The woman, Faten Al Yousifi, who was 39 weeks pregnant, had already adorned her baby’s nursery and packed a hospital birth bag when the earthquake hit her apartment in Malatya in the Eastern Anatolia region of Turkey. “I did not assume I was still alive,” she told the BBC.
In February, Turkey weathered the deadliest earthquake in almost 100 years, with the lives of over 40,000 people proclaimed and at least 4,000 people slain in neighboring Syria. Tens of thousands more were left wounded by the 7.8 magnitude earthquake, and more than six million people have been replaced in Turkey and adjoining Syria.

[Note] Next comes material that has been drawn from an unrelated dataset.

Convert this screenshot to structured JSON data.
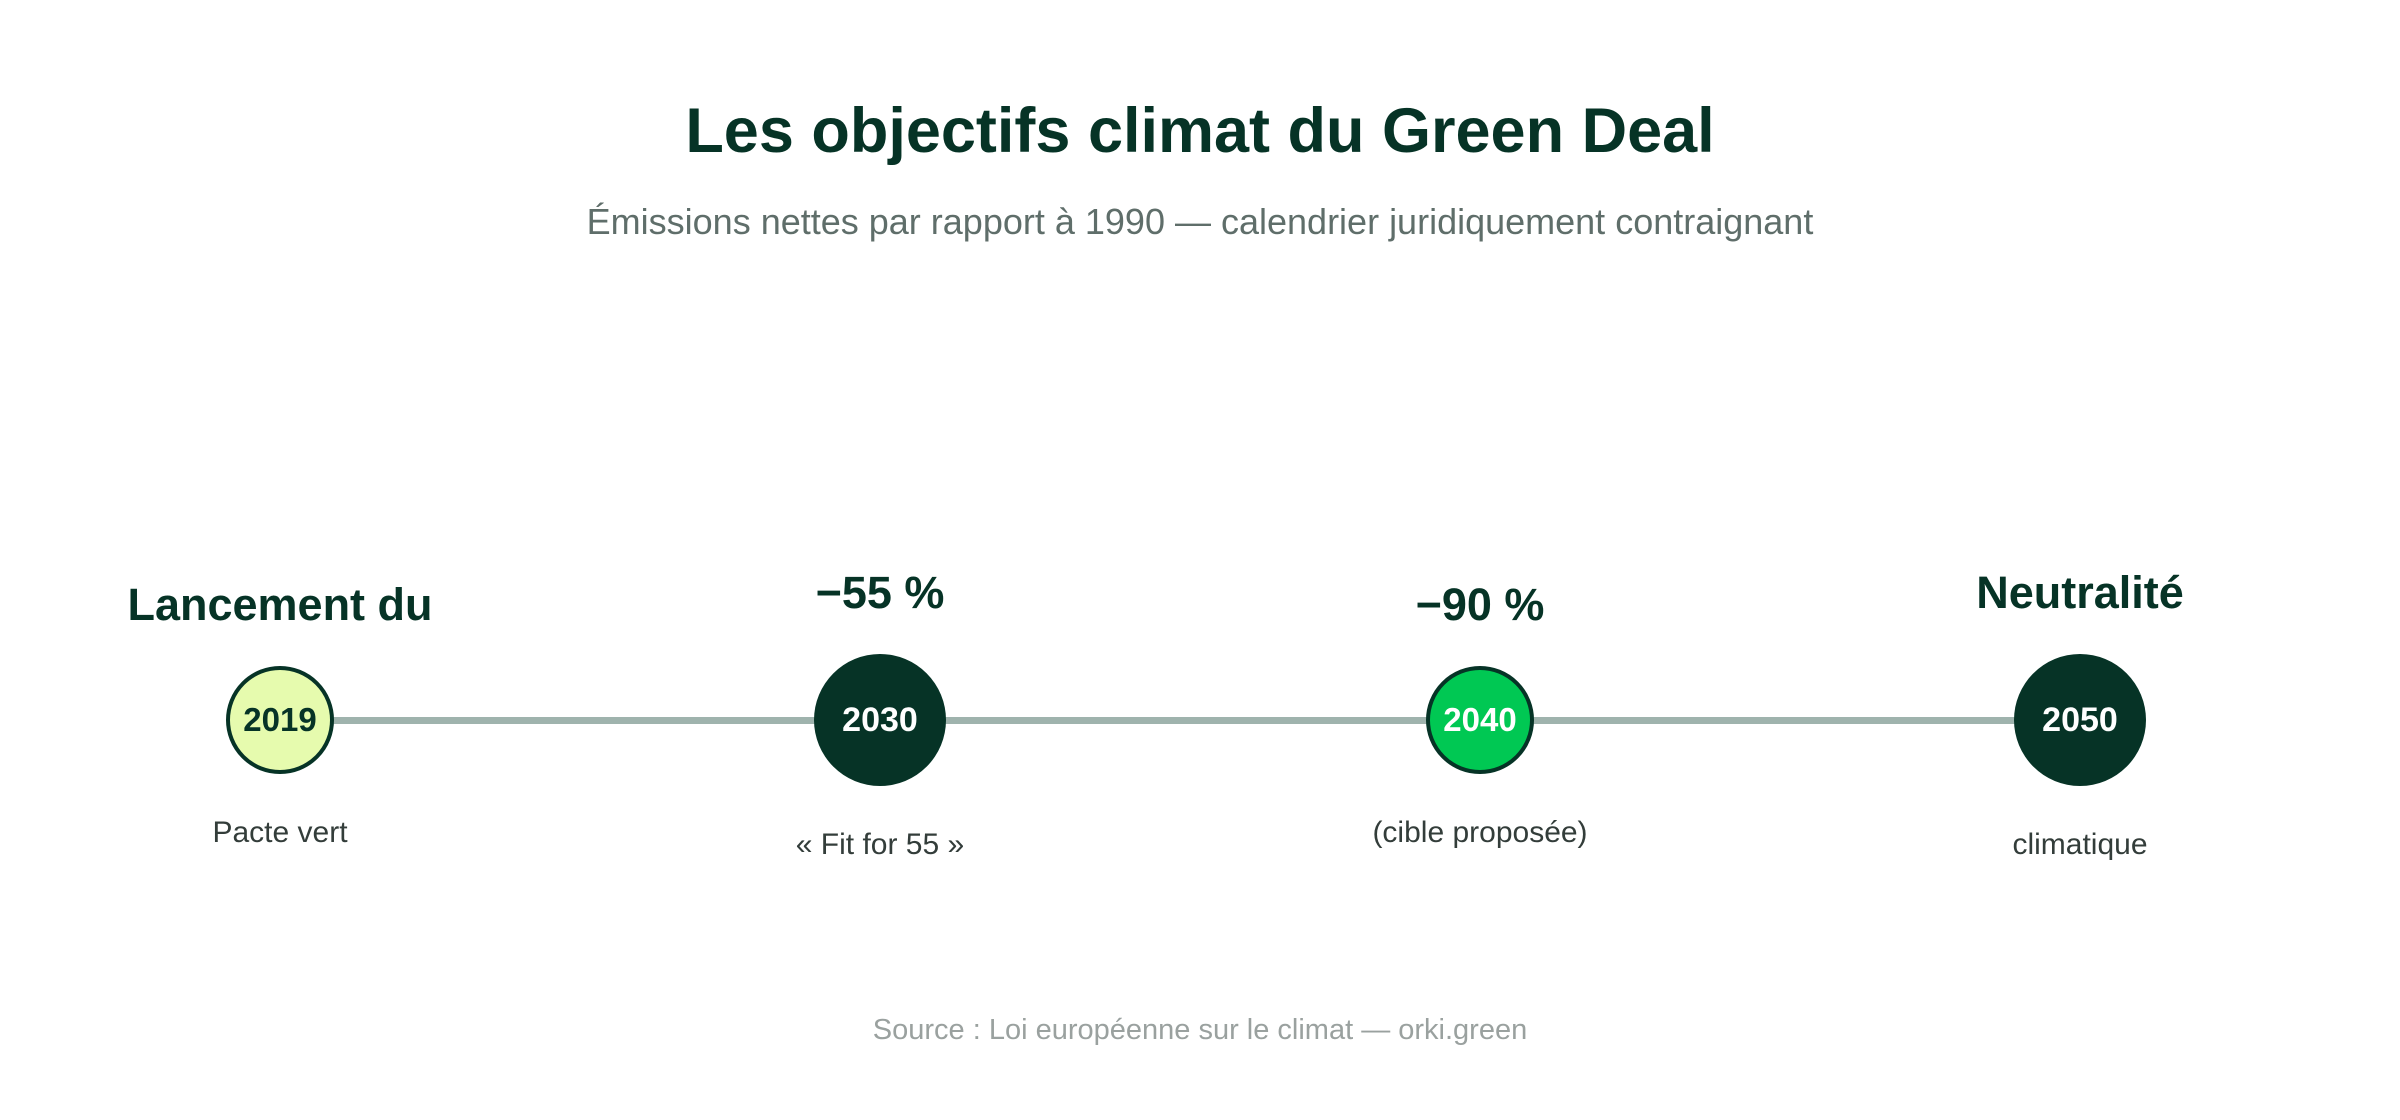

A leading humanitarian NGO, ActionAid, recently alerted women and girls are among those hardest struck by the recent earthquake, with their cases becoming “increasingly alarming.”
The association raised concerns for the safety of women and girls seeking shelter in temporary shelters, as well as warning there are no aids for those who are expectant, breastfeeding, or on their menstrual cycle.
The regional director of ActionAid Arab Region, Racha Nasreddine, stated: ‘‘This is a shocking situation. After 12 years of conflict in Syria, females and girls internally displaced in Syria and surviving as refugees in Turkey were already vulnerable before the earthquake. Now, they have had their houses and livelihoods decimated.
“Women and girls are often distressed the most during humanitarian crises. Violence against them grows, and they stake being exploited more.
“There is very limited access to services like hospitals and so pregnant women are at threat of complications if they cannot receive the medical care they require.”
She cautioned that they will also be without sanitary commodities and have “very small privacy” while on their period.